When I opened my eyes again, I saw a woman in the pew in front of me - a visitor, I knew, since she had introduced herself during the welcome. And she was crying. This is not as outlandish as it may seem, since this was a service about healing physical and emotional wounds, but there she sat, this stranger, crying.
“Go to her,” I heard in my head. Ignoring that with some alacrity, I promptly closed my eyes again.
“Go to her,” I heard again, and this time I gave fight to whatever part of my better nature was prompting me: “She doesn’t know me from Adam, she doesn’t want some stranger hanging around her when she’s feeling vulnerable, she’s probably craving solitude right now just as much as I am.” Eyes still closed.
“Go to her,” reaffirmed the obnoxiously placid yet insistent voice, heeding my objections not at all.
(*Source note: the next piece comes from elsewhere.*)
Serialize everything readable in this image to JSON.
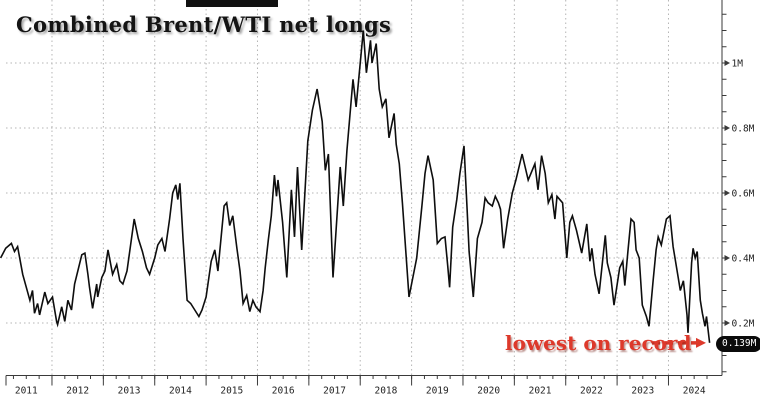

I crept out of my pew, sat down beside the crying woman I didn’t know, and after checking with her to see if it was okay, put my arms around her. And I just sat with her as she cried. Eventually she started telling me of her sorrow, and eventually I found myself crying with her, and there I sat for the rest of the service.
She was visiting from out of town and I’m not likely to see her again. I have no way of knowing if I ministered to this woman or not, but I do know that she ministered to me. In sitting for just that moment with her sorrows and brokenness, I was called for just that moment to recognize and let go of mine. By sitting with a crying stranger, I felt the touch of healing.